Şeyh Efendinin Politik Sırrı (20)
‘SIRTINDAN VURULMUŞ YİĞİT ADAMLAR’ MÜZESİ
Nakşi
Meşayıhından Abdülaziz Efendi, Ankara'nın Hüseyin Gazi Tepesi’nde bir sakin köşeyi
kendisine dergah edinmiş tebliğ ve irşada devam ediyordu.Dergaha daha ziyade
Ankara’nın esnafı ve şehir halkı devam ederlerdi.Bir de zaman zaman Bakanı ile
takışan, amiri ile takışan bazı gönlü kırık bürokratlar da gönüllerinin ve
hallerinin sıkışık anlarında sohbetini dinlemek, kendisinden feyz almak üzere
Abdülaziz Efendi’yi ziyarete gelirlerdi.
Başbakan
Adnan Menderes’in bazı gizli vakitlerde Abdülaziz Efendi’yi ziyaret ettiğine
dair bir söylenti de bürokratların bu ziyaretinde önemli bir faktör olurdu.
Abdülaziz
Efendi’nin yiğitliğe ve yiğitlere özel bir muhabbeti vardı.Neredeyse her
sohbetinde müslümanların yiğitliğinden bahseder, Cahiliye döneminin meşhur
şairlerinden Kaab bin Züheyr’i anlatırdı.
Kaab
bin Züheyr, Müslüman olma niyetiyle Peygamber Efendimizin yanına gelince 'Suat'
isimli meşhur bir kaside yazmıştı.Bu meşhur kasidesinde Müslümanlardan
bahsederken "Onlar savaşta ancak göğüslerinden vurulurlar" diyerek
Müslümanların savaştan kaçmayan yiğit insanlar olduklarına işaret etmişti.
Abdülaziz
Efendi, belki de bu duygularla dervişanına zaman zaman Ankara’da bir yiğitler
müzesi kurmak istediğini söyler,dervişler şaşkın gözlerle önce Hocaefendiye
sonra etraflarına bakar, söyleyecek bir şey bulamaz ve boyunlarını bükerlerdi.
Abdülaziz
Efendi onların bu halini görünce tebbesüm
eder, bir başka şairin şu beytini okurdu: "Verince
azma! Geri alınca kızma! Bu işlerin hikmetini sorma! Gayretullaha
Dokunma!
Dervişanının
bu işe sıcak bakmadığını bilen Abdülaziz Efendi, sohbetlerine devam eden
bürokratlardan bazılarını gözüne kestirince, sohbet sonrasında ‘Ankara'da bir
müze kurmak istediğini, bu müzenin kurulması konusunda kendisine yardımcı olup
olamayacağını’ sorardı.
Ne
var ki Abdülaziz Efendi'nin görüşme yaptığı bürokratların çoğu önce ‘tamam’

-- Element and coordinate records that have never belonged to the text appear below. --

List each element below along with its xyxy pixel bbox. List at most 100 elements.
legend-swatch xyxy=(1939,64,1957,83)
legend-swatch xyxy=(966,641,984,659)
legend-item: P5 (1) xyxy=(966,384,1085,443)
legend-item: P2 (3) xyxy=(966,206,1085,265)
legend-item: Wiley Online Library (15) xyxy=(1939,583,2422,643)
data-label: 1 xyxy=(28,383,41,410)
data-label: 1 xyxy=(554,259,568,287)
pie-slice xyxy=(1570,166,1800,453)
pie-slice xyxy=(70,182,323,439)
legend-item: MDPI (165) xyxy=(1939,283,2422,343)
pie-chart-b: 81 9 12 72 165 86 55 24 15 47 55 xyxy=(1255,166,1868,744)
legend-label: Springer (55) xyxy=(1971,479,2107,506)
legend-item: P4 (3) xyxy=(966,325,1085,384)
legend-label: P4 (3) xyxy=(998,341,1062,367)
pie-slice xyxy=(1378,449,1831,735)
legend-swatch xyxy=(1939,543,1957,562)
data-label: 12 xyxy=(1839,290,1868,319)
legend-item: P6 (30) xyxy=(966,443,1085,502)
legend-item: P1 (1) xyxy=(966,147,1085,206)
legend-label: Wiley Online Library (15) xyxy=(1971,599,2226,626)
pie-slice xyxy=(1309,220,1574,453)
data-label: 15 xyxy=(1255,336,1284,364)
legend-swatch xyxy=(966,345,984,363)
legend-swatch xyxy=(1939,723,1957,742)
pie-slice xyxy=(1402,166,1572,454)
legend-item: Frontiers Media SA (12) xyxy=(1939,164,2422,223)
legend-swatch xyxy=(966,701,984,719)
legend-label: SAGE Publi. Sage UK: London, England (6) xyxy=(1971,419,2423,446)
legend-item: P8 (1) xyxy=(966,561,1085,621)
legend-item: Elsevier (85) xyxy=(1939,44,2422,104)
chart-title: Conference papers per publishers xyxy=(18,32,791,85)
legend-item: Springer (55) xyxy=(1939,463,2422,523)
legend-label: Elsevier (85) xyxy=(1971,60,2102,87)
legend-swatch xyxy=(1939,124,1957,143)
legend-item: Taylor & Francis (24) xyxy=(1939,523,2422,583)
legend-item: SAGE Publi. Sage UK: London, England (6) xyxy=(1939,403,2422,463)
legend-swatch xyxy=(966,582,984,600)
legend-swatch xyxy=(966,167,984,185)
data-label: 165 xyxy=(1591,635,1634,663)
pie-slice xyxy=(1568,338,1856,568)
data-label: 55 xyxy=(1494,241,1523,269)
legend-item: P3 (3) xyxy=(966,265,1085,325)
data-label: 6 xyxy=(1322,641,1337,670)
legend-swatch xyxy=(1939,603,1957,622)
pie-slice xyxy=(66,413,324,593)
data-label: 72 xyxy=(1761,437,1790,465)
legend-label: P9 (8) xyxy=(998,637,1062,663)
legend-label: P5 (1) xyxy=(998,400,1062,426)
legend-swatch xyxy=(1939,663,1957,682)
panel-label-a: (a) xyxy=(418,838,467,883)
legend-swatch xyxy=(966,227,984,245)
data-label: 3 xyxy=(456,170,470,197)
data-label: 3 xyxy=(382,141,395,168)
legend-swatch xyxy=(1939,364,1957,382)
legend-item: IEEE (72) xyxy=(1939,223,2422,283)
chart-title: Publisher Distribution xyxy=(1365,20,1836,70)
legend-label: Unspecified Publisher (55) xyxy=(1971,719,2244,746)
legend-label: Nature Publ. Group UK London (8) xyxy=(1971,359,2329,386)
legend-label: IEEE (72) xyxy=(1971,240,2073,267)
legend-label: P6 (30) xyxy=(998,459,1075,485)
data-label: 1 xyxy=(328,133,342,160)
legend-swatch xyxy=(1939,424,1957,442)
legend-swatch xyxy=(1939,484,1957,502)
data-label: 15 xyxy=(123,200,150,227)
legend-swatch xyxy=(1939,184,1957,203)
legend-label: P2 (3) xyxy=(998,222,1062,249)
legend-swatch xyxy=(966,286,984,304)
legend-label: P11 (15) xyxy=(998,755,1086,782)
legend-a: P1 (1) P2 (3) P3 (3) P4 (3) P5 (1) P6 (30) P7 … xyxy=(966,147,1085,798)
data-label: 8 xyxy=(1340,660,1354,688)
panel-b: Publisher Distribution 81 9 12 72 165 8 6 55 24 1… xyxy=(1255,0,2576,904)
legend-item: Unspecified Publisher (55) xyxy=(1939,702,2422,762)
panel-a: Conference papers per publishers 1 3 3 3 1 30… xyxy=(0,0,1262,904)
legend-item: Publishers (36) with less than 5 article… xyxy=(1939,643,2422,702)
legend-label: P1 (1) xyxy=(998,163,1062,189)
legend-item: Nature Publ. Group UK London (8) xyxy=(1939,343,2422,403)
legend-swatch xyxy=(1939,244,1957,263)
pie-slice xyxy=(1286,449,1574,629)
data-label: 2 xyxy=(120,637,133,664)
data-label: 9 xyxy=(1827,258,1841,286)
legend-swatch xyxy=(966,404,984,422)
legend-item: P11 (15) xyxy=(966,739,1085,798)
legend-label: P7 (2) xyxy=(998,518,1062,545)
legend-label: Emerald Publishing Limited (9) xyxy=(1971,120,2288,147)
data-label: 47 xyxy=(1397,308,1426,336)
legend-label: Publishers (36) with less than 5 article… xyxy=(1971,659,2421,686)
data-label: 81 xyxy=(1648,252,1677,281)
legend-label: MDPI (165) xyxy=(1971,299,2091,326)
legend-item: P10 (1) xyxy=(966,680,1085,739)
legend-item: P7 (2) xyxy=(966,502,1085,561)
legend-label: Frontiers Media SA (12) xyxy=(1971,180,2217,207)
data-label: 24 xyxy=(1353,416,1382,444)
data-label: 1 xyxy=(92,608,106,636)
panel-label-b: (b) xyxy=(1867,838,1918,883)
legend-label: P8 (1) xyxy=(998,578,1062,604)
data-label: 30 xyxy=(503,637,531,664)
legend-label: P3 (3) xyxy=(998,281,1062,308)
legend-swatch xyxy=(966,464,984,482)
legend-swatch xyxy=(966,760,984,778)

diyor sonra da bir daha dergaha gitmeye cesaret edemiyorlardı. Çünkü Abdülaziz
Efendi bürokratlara ‘Sırtından Vurulmuş Yiğit Adamlar Müzesi’ isimli özel bir
müze kurmayı teklif ediyordu.
İktidar
bürokratları Şeyh Efendiden kurmayı düşündüğü müzenin tafsilatını dinleyince
böyle bir girişimin içinde olmanın kendilerini son derece zorlayacak bir iş
olduğunu düşünüyor, o yüzden bir daha dergaha uğramıyorlardı.
Abdülaziz
Efendi’nin Hüseyin Gazi Tepesi’ndeki dergahına bir gün Ankara
Üniversitesi'nde hoca olan Nurettin Toksöz geldi. Nurettin Toksöz,Şeyh Efendiyi
dikkatlice inceledi, sohbetini dikkatlice dinledi.Sohbet sonrası tam kalkmak
üzere iken Şeyh Efendi onu alıkoydu.İki adam Şeyh Efendinin odasına geçtiler.
Kısa
bir tanışma ve halleşmeden sonra Abdülaziz Efendi, Nurettin
Bey’e müze projesini açtı.
Şeyh
Efendi “Ankara'da ‘Sırtından Vurulmuş Yiğit Adamlar Müzesi’ kurmak istiyorum”
dedi.
Nurettin
Bey'in gözleri şaşkınlıkla açıldı, şaşırdı.Neden sonra kendini biraz
toparlayınca “Bu farklı bir proje efendim!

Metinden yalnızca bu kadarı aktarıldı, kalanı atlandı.